А что, нельзя заболеть?!
Нет ничего более унизительного и жалкого, чем отвергаемый любовник. Не отвергнутый, а отвергаемый. Вот эти две-три недели, месяц – максимум, когда еще на что-то надеешься, врешь сам себе. У нее плохое настроение – может, действительно заболела? Месячные, после месячных, перед месячными, читал же где-то, что бывает перед месячными или после… А сегодня дождь и перепады давления, возможно, она метеочувствительна? А на следующий день она, кажется, улыбнулась…
Ведь не все же потеряно! Не все, не все, не все?
Врешь сам себе – и знаешь, что врешь, но все равно врешь, потому что страшно признаться, лишить себя не только любви, но и призрачной надежды на любовь.
Зачем я себя обманывал, понимаю – от трусости.
Но зачем она обманывала меня?
Мы же так хотели честности оба, чтобы не как у других, чтобы по-другому…
Наверное, слишком свежо еще все было.
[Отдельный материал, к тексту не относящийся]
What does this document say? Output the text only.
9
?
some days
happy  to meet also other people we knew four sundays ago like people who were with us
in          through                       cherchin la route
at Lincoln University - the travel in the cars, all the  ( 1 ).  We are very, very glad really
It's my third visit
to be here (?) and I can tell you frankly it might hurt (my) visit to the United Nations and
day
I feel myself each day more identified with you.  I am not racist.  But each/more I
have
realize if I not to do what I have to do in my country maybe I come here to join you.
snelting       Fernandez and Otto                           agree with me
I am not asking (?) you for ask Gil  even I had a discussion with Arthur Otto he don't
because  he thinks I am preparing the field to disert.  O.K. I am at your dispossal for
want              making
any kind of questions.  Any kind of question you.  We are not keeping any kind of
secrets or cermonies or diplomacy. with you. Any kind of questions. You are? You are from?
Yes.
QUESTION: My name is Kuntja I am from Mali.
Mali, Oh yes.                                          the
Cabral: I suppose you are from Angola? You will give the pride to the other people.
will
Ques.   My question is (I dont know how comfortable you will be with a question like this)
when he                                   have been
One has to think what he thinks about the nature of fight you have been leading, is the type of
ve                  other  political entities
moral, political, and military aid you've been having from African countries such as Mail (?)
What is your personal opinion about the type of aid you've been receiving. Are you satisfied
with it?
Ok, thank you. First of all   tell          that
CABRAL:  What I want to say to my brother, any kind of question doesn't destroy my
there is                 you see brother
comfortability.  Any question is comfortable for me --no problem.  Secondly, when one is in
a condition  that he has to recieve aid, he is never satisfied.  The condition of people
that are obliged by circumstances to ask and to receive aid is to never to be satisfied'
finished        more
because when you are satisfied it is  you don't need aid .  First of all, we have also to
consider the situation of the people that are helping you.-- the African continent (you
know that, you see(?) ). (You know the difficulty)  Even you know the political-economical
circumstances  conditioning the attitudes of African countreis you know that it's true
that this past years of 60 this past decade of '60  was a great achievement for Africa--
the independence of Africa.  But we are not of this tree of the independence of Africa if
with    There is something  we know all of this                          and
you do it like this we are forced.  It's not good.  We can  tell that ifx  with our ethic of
Мы еще помнили запахи тел друг друга, тела еще хранили тепло рук, а руки узнали бы тела друг друга на ощупь из миллиарда.
Нельзя резко. Страшно.
Надо лгать.
Любовь рождается в честности, а умирает во лжи. И не один кто-то обманывает, а всегда оба.
И всегда – себя. Всегда…
На весенние каникулы она сказала, что едет к бабушке в Ростов. Я навязался провожать на вокзал.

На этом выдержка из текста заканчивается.